Miloš Valent violin, viola
Erin Headley viola da gamba, lirone
Maxine Eilander Spanish and Italian harps
Stephen Stubbs chitarrone, baroque guitar
Recorded February 2004 at Propstei St. Gerold
Engineer: Markus Heiland
Produced by Manfred Eicher
After his successful collaborations with John Potter’s Dowland Project, American lutenist Stephen Stubbs at last leads his own ensemble with Teatro Lirico. The resulting efforts seek to express the completeness and spiritual heights of the human voice. His medium thereof on this particular album is “La Folia” (a dance and chord pattern popularized in the sixteenth century, connoting madness and empty-headedness through an improvisational and virtuosic aesthetic), the Italian Sonata, and a nod to more obscure Slovak sources.

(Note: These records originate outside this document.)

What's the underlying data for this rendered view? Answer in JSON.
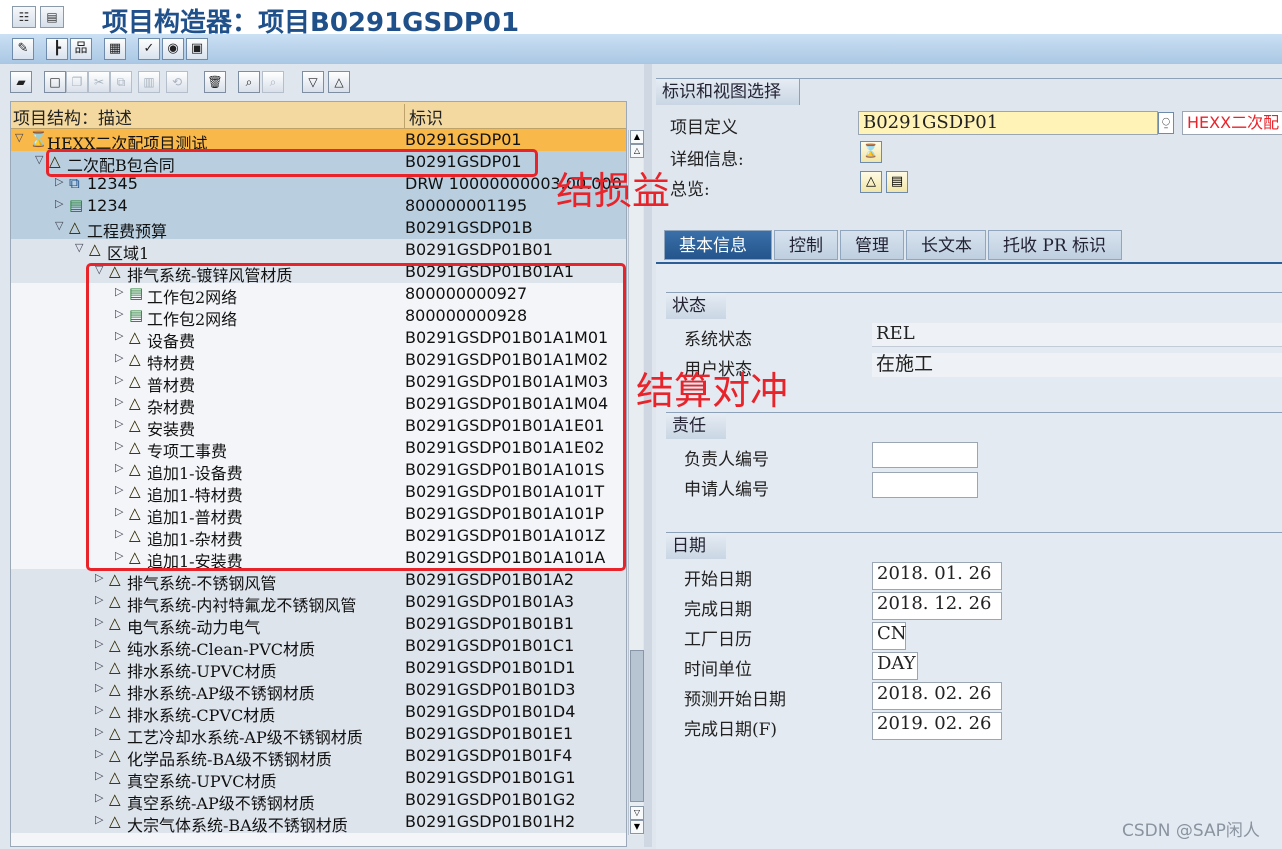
{
  "window": {
    "title": "项目构造器：项目B0291GSDP01"
  },
  "tree": {
    "col_desc": "项目结构：描述",
    "col_id": "标识",
    "rows": [
      {
        "exp": "▽",
        "icon": "hourglass",
        "label": "HEXX二次配项目测试",
        "id": "B0291GSDP01",
        "level": 0,
        "style": "orange"
      },
      {
        "exp": "▽",
        "icon": "triangle",
        "label": "二次配B包合同",
        "id": "B0291GSDP01",
        "level": 1,
        "style": "blue"
      },
      {
        "exp": "▷",
        "icon": "network",
        "label": "12345",
        "id": "DRW 10000000003.00.000",
        "level": 2,
        "style": "blue"
      },
      {
        "exp": "▷",
        "icon": "green",
        "label": "1234",
        "id": "800000001195",
        "level": 2,
        "style": "blue"
      },
      {
        "exp": "▽",
        "icon": "triangle",
        "label": "工程费预算",
        "id": "B0291GSDP01B",
        "level": 2,
        "style": "blue"
      },
      {
        "exp": "▽",
        "icon": "triangle",
        "label": "区域1",
        "id": "B0291GSDP01B01",
        "level": 3,
        "style": "light"
      },
      {
        "exp": "▽",
        "icon": "triangle",
        "label": "排气系统-镀锌风管材质",
        "id": "B0291GSDP01B01A1",
        "level": 4,
        "style": "light"
      },
      {
        "exp": "▷",
        "icon": "green",
        "label": "工作包2网络",
        "id": "800000000927",
        "level": 5,
        "style": "white"
      },
      {
        "exp": "▷",
        "icon": "green",
        "label": "工作包2网络",
        "id": "800000000928",
        "level": 5,
        "style": "white"
      },
      {
        "exp": "▷",
        "icon": "triangle",
        "label": "设备费",
        "id": "B0291GSDP01B01A1M01",
        "level": 5,
        "style": "white"
      },
      {
        "exp": "▷",
        "icon": "triangle",
        "label": "特材费",
        "id": "B0291GSDP01B01A1M02",
        "level": 5,
        "style": "white"
      },
      {
        "exp": "▷",
        "icon": "triangle",
        "label": "普材费",
        "id": "B0291GSDP01B01A1M03",
        "level": 5,
        "style": "white"
      },
      {
        "exp": "▷",
        "icon": "triangle",
        "label": "杂材费",
        "id": "B0291GSDP01B01A1M04",
        "level": 5,
        "style": "white"
      },
      {
        "exp": "▷",
        "icon": "triangle",
        "label": "安装费",
        "id": "B0291GSDP01B01A1E01",
        "level": 5,
        "style": "white"
      },
      {
        "exp": "▷",
        "icon": "triangle",
        "label": "专项工事费",
        "id": "B0291GSDP01B01A1E02",
        "level": 5,
        "style": "white"
      },
      {
        "exp": "▷",
        "icon": "triangle",
        "label": "追加1-设备费",
        "id": "B0291GSDP01B01A101S",
        "level": 5,
        "style": "white"
      },
      {
        "exp": "▷",
        "icon": "triangle",
        "label": "追加1-特材费",
        "id": "B0291GSDP01B01A101T",
        "level": 5,
        "style": "white"
      },
      {
        "exp": "▷",
        "icon": "triangle",
        "label": "追加1-普材费",
        "id": "B0291GSDP01B01A101P",
        "level": 5,
        "style": "white"
      },
      {
        "exp": "▷",
        "icon": "triangle",
        "label": "追加1-杂材费",
        "id": "B0291GSDP01B01A101Z",
        "level": 5,
        "style": "white"
      },
      {
        "exp": "▷",
        "icon": "triangle",
        "label": "追加1-安装费",
        "id": "B0291GSDP01B01A101A",
        "level": 5,
        "style": "white"
      },
      {
        "exp": "▷",
        "icon": "triangle",
        "label": "排气系统-不锈钢风管",
        "id": "B0291GSDP01B01A2",
        "level": 4,
        "style": "light"
      },
      {
        "exp": "▷",
        "icon": "triangle",
        "label": "排气系统-内衬特氟龙不锈钢风管",
        "id": "B0291GSDP01B01A3",
        "level": 4,
        "style": "light"
      },
      {
        "exp": "▷",
        "icon": "triangle",
        "label": "电气系统-动力电气",
        "id": "B0291GSDP01B01B1",
        "level": 4,
        "style": "light"
      },
      {
        "exp": "▷",
        "icon": "triangle",
        "label": "纯水系统-Clean-PVC材质",
        "id": "B0291GSDP01B01C1",
        "level": 4,
        "style": "light"
      },
      {
        "exp": "▷",
        "icon": "triangle",
        "label": "排水系统-UPVC材质",
        "id": "B0291GSDP01B01D1",
        "level": 4,
        "style": "light"
      },
      {
        "exp": "▷",
        "icon": "triangle",
        "label": "排水系统-AP级不锈钢材质",
        "id": "B0291GSDP01B01D3",
        "level": 4,
        "style": "light"
      },
      {
        "exp": "▷",
        "icon": "triangle",
        "label": "排水系统-CPVC材质",
        "id": "B0291GSDP01B01D4",
        "level": 4,
        "style": "light"
      },
      {
        "exp": "▷",
        "icon": "triangle",
        "label": "工艺冷却水系统-AP级不锈钢材质",
        "id": "B0291GSDP01B01E1",
        "level": 4,
        "style": "light"
      },
      {
        "exp": "▷",
        "icon": "triangle",
        "label": "化学品系统-BA级不锈钢材质",
        "id": "B0291GSDP01B01F4",
        "level": 4,
        "style": "light"
      },
      {
        "exp": "▷",
        "icon": "triangle",
        "label": "真空系统-UPVC材质",
        "id": "B0291GSDP01B01G1",
        "level": 4,
        "style": "light"
      },
      {
        "exp": "▷",
        "icon": "triangle",
        "label": "真空系统-AP级不锈钢材质",
        "id": "B0291GSDP01B01G2",
        "level": 4,
        "style": "light"
      },
      {
        "exp": "▷",
        "icon": "triangle",
        "label": "大宗气体系统-BA级不锈钢材质",
        "id": "B0291GSDP01B01H2",
        "level": 4,
        "style": "light"
      }
    ]
  },
  "detail": {
    "group_title": "标识和视图选择",
    "project_def_label": "项目定义",
    "project_def_value": "B0291GSDP01",
    "project_def_desc": "HEXX二次配",
    "details_label": "详细信息:",
    "overview_label": "总览:",
    "tabs": [
      "基本信息",
      "控制",
      "管理",
      "长文本",
      "托收 PR 标识"
    ],
    "status_title": "状态",
    "system_status_label": "系统状态",
    "system_status_value": "REL",
    "user_status_label": "用户状态",
    "user_status_value": "在施工",
    "resp_title": "责任",
    "resp_person_label": "负责人编号",
    "applicant_label": "申请人编号",
    "date_title": "日期",
    "start_date_label": "开始日期",
    "start_date_value": "2018. 01. 26",
    "finish_date_label": "完成日期",
    "finish_date_value": "2018. 12. 26",
    "factory_cal_label": "工厂日历",
    "factory_cal_value": "CN",
    "time_unit_label": "时间单位",
    "time_unit_value": "DAY",
    "fc_start_label": "预测开始日期",
    "fc_start_value": "2018. 02. 26",
    "fc_finish_label": "完成日期(F)",
    "fc_finish_value": "2019. 02. 26"
  },
  "annotations": {
    "profit_loss": "结损益",
    "settlement_offset": "结算对冲"
  },
  "watermark": "CSDN @SAP闲人",
  "colors": {
    "red_annotation": "#e8232a",
    "row_orange": "#f8b84a",
    "row_blue": "#b9cfdf",
    "row_light": "#dde4ec",
    "row_white": "#f3f5f8"
  }
}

Whereas an album like Rolf Lislevand’s Diminuito is the spirit of a trope, Teatro seems the spirit of an age. Like an age, its borders are as porous as the politics of those who delineate them, yet at the same time their very arbitrariness gives us insight into the larger meanings we may ascribe to them. Sonatas by Arcangelo Corelli on the Folia theme form the backbone of the adventurous program. As a trope, the Folia tends toward the cyclical in its musical progeny, so that the first of two group improvisations to follow taps into its intertextuality, finding within that delicate balance of intent and creative expression an ideal way to understand its architecture. The variations for harp and Baroque guitar speak to this same instinct, each variation an expression of infinitude.
The harmonic tensions of Giulio Caccini’s 1601 Amarilli, mia bella take on an even greater significance when played out against such wellsprings of free expression. One can almost hear the singing that inhabits the background of pieces like the Adagio from Maurizio Cazzati’s Balletto Quarto, in which the retraction of lead and bass lines reveals vast content. The meat of this fascinating journey comes in the form of Carlo Farina’s Sonata Seconda detta la desperata for violin and continuo, which bristles with Biber-like quality. That same sense of compressed drama (from an age in which the musical universe needed only a chamber to find purchase) reveals the visceral plenitude of every instrument. Thus heard, seen, and felt, their voices can live again. It all comes to a head in a Suite by Johann Caspar Horn from an anonymous Slovak manuscript before ending with Arpeggiata a mio modo (2004) in a loom of threads, sounding almost like a Gustavo Santaolalla dirge.
The performances on Teatro Lirico are impeccable, enhancing the lute’s newness at every turn—which is precisely why an album of Renaissance finds its way onto ECM: the here and now is what it’s all about.